For a paper appearing in PLOS One, a team from India and Saudi Arabia explore antibiotic resistance patterns in Escherichia coli isolated from 120 children in India. The researchers focused on quinolone resistance-related region of the E. coli genome in children under five-years-old in Delhi, using multiplex PCR amplification and amplicon sequencing to profile resistance genes in E. coli found in stool samples. Based on the resistance variants they found, together with subsequent phylogenetic analyses on the E. coli isolates, the investigators saw hints that healthy children in India are carrying antibiotic-resistant forms of E. coli in their gut microbiomes. "Our observations suggest the implementation of active surveillance and stewardship programs to promote appropriate antibiotic use and [minimize] further danger," they write.

In PLOS Genetics, researchers from Novosibirsk State University and other centers in Russia describe a dozen genetic loci with apparent ties to varicose vein risk in Europeans. Using the GeneATLAS database, the researchers tracked down summary statistics from prior genome-wide association studies on more than 408,400 UK Biobank participants, including 10,861 individuals with varicose vein diagnoses and 397,594 without. After narrowing in on 14 suspicious loci with data for more than 336,100 of the individuals in Neale Lab database, they used the UK Biobank data to validate 12 loci, predict and prioritize potential causal genes, look at correlated traits, and perform in silico functional analyses.
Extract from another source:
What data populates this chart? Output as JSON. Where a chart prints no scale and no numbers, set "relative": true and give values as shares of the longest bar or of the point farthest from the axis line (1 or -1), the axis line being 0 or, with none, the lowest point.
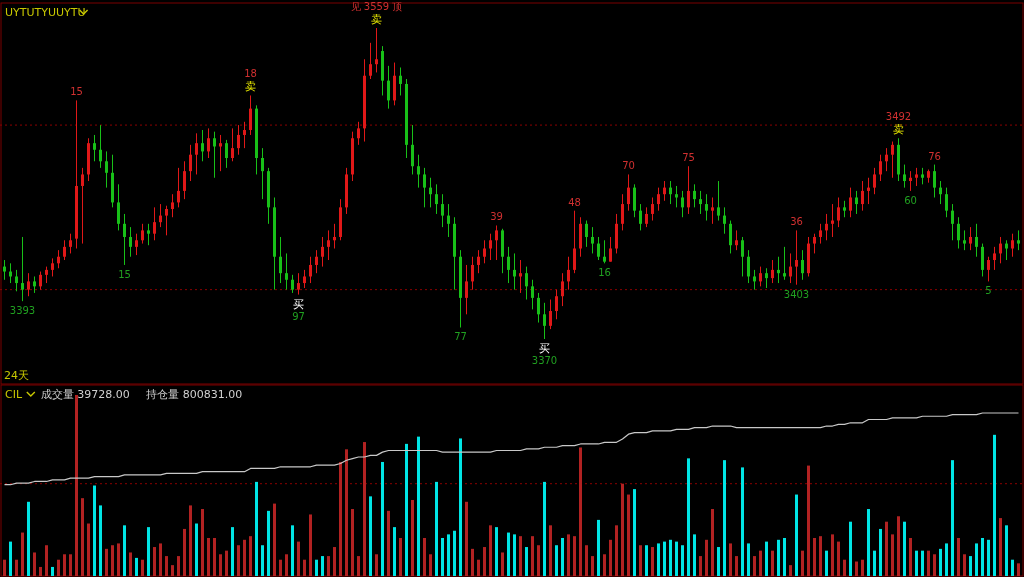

A team from the University of Pennsylvania digs into a portion of the respiratory syncytial virus (RSV) genome involved in the production of so-called copy-back defective genomes (cbDVGs), which prompt and influence host immune responses. As they report in PLOS Pathogens, the researchers relied on a custom bioinformatic approach to focus in on cbDVG-generating parts of the RSV genome based on breakpoint and region patterns detected with available RNA sequence data, verifying the proposed functions for the cbDVG-related sequences in a mini-genome system and recombinant virus experiments. Based on these and other results, the authors suggest that "sequences encoded in the viral genome determine the location of cbDVG formation and, therefore, the generation of cbDVGs is not a stochastic process."